The life of prayer is the constant journey to unite with the beloved, to attach oneself to the holy presence of God. There are different levels of attainment, like climbing a ladder. And many times on this journey toward union the mind, the heart, seems blocked, constricted, blind to the upper reaches, what they call the upper worlds. If one encounters such a time, that is not the moment to say, “Well, I’m not in the mood, I’d better wait until I feel like it.” To the contrary, that is exactly the time to persist in the constriction for a grace may come that dissipates that constriction instantaneously.

I’ve often had those “constricted” or dry times in my spiritual life, in my prayer life, in my relationships, in my everything. Like the impact of drought on the cracked earth, I wait with sand in my mouth. And when, through some grace not my own, I have waited expectantly, or even when I was not aware of waiting, the dam broke and water burst over the spillways.

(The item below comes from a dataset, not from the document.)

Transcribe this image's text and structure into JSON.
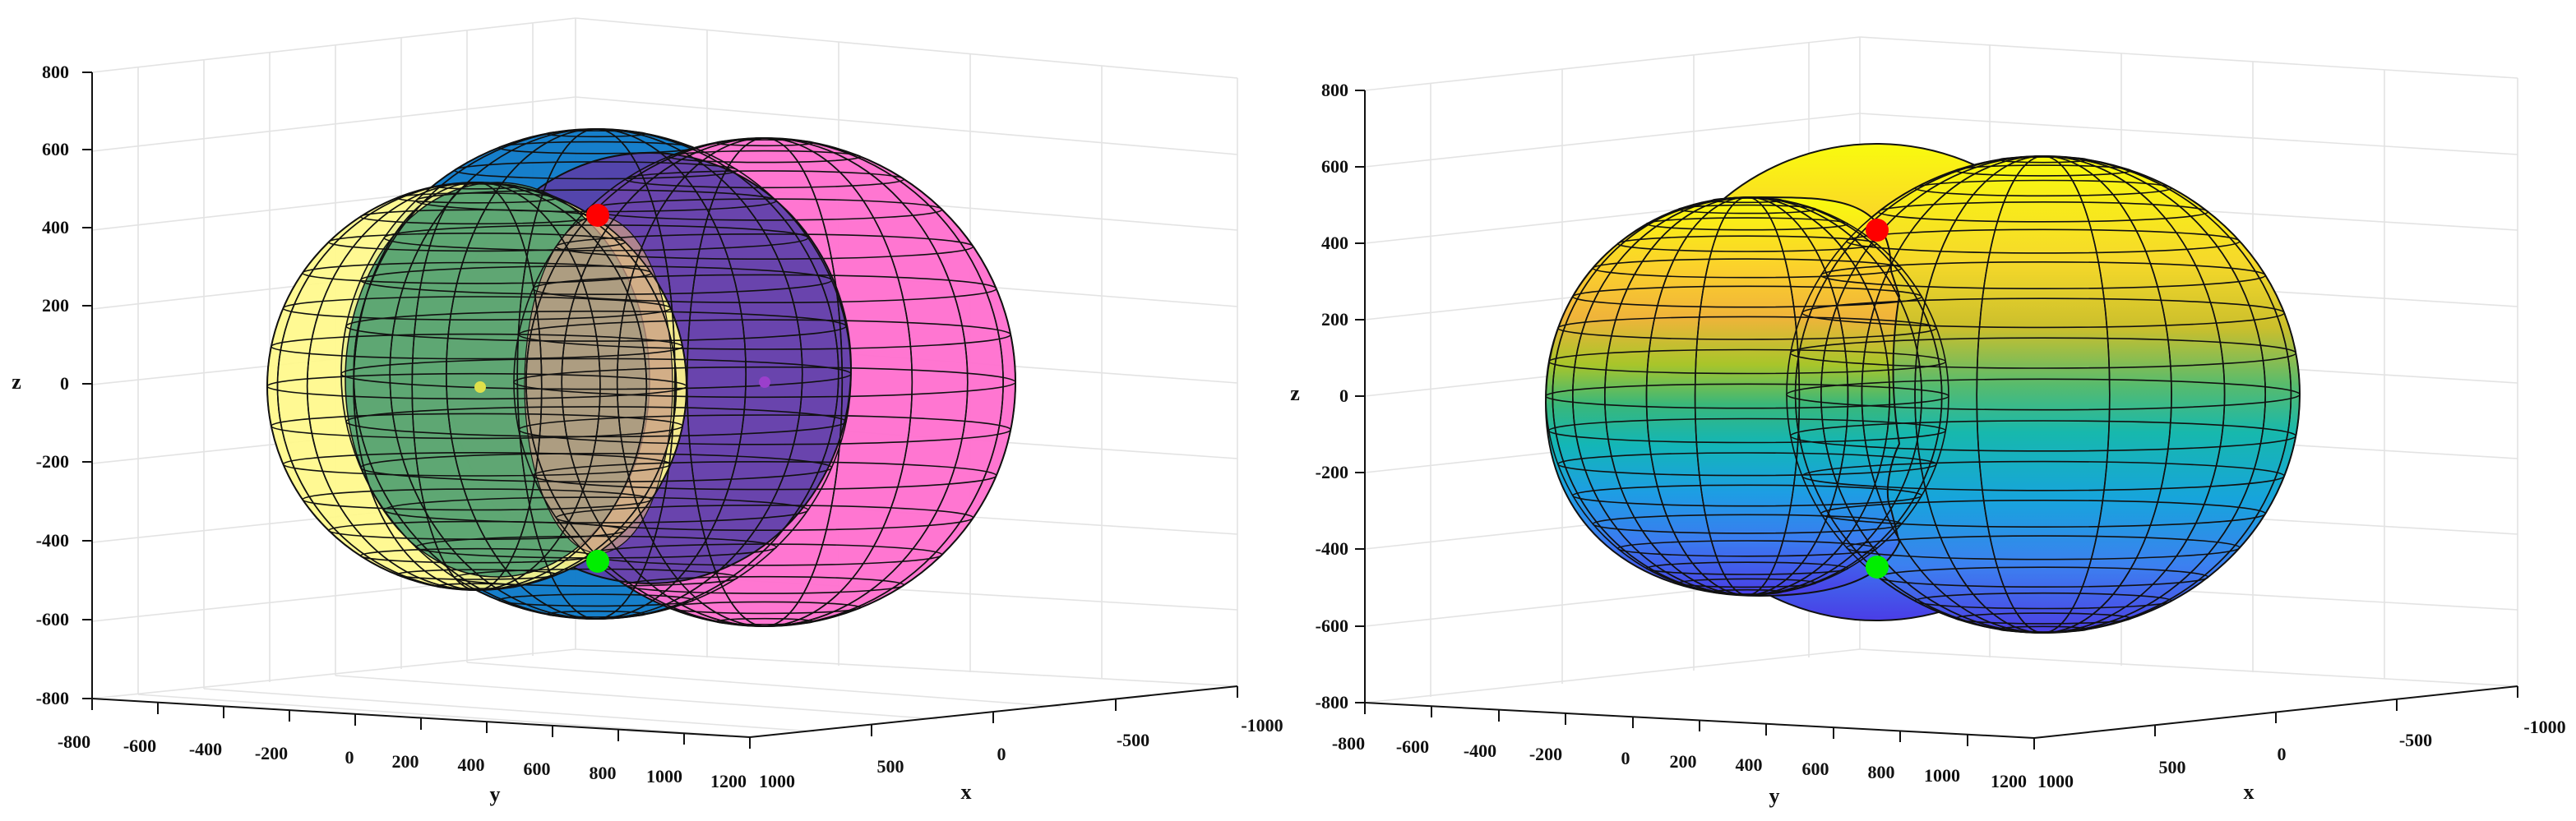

There is something else about those constricted times, when one feels disconnected from the source of our life. When we are constricted, not able to access the higher realms of spirit, we are pushed down to this human level to experience it in its fullness. And here is the catch, according to the Ba’al Shem Tov: Since God is everywhere and in everything, we are pushed to the place where God fills the world. In other words, we may not be in divine union, but we are experiencing the way God fills every manifestation of God, the creation in all its aspects. Some even went so far as to say that constriction, keeping us anchored, is the source of conversion for the neighbor; we sink our passion/compassion into this world and not another. It’s why we can find the sacred in everything from suffering to sex to surfing.

Blessing comes in many forms, as does God. And I part with two other words from the Ba’al Shem.

The first is that where your thoughts go your whole being goes. What our minds attach to is where we are.

The second is that in reading sacred verse or saying prayers, we should “scream silently.” What he meant by “scream” is something akin to intensity. We should channel our energy and passion like a lazer.

The Quaker mystic Howard Thurman put it this way: The shaft of frustration transformed into a beam of light.

So let’s hear it for constricted … until it’s not.